New York State does not yet have the political leadership to pass legislation authorizing the recreational use of marijuana. The term “recreational marijuana” itself hints at how uneasy some lawmakers feel about the subject. They make it sound like a new set of swings for municipal parks. Dudes, it’s a drug. Grownups would be allowed to use it and even abuse it as long as they aren’t under the influence when they drive, operate heavy machinery or perform heart surgery… which would be reasonable standards if we had reliable means of testing who’s too stoned to function.
Action on bills to legalize recreational marijuana stalled in the State Legislature. It was supposed to have been part of the state budget but now looks like it has little prospect of being adopted this year on its own.
That gives supporters and opponents a little more time to think about how they can remove their fingerprints from a law they will eventually have to pass. Local officials have been watching this political pot dance at the capitol and late last week the Columbia County Department of Health issued a press release urging “county leaders” (a.k.a. the Board of Supervisors) to “opt out of permitting retail shops” selling marijuana in Columbia County.
Regardless of where you stand on legalizing marijuana for uses other than medical, issuing this opinion is exactly what the public should want its Department of Health to do. These are the people responsible for ensuring to the best of their ability the overall health of the community. If a substance can have adverse health impacts and if they can protect the public by steps intended to limit the availability of the drug, that’s what they should recommend. They’re not being alarmist. It’s their job.

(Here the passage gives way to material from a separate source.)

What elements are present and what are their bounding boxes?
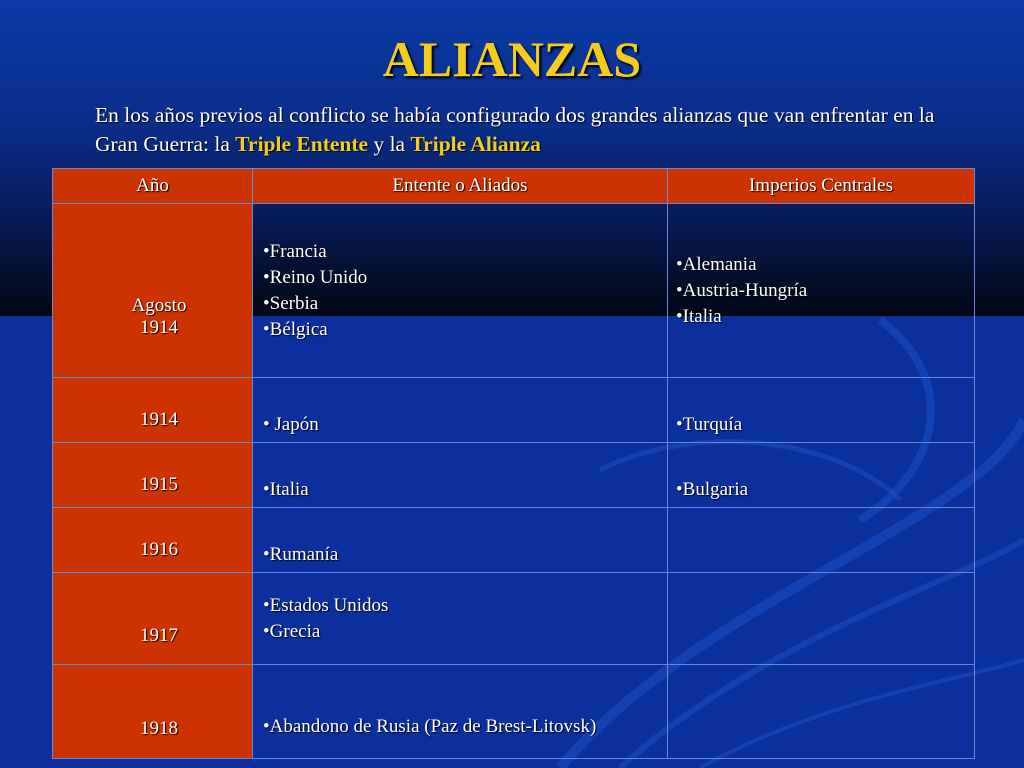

It’s also a physical impossibility. The neighboring states of Massachusetts and Vermont have already legalized the adult use of marijuana, which only adds to the supply of pot that already comes up the Parkway, the Thruway and on Amtrak. And it wouldn’t be surprising to learn that now and then a repurposed Amazon box full of weed slips lands on local doorsteps.
History reminds us that prohibition doesn’t work. We’re guaranteed the right to pursue happiness. The police agencies of this county do a thorough job of enforcing the age limit for purchasing alcoholic beverages. Why would we expect any less effective enforcement of marijuana purchases? This enforcement will cost the public more, but some–if not all–of that cost should be borne by legal marijuana merchants.
John Mabb, the county director of public health, concedes in the Health Department release that “for many this is a complex issue.” He accepts that there is no set timeline for the state to adopt a recreational marijuana law, and he lists some of the likely downsides of such a law in other states, including, “increases in emergency room visits, violent crime, and traffic accidents.”
But those consequences will plague us even if New York fails to legalize marijuana use. Director Mabb and the board of Health are right to warn us, but opting out is not the best long-term strategy for managing the risks that legal pot will bring. The Board of Supervisors should begin now to work on plans to regulate the sale of personal marijuana and specify where retail stores can operate.
The criminalization of marijuana decades ago turned trade in the drug over to criminals and its profits sustain a dark economy. From personal observation it seems at least as many lives have been damaged by sanctions against marijuana as they have by use of the drug. We need to reform the laws and let a regulated industry develop. We have other, more important, work to do.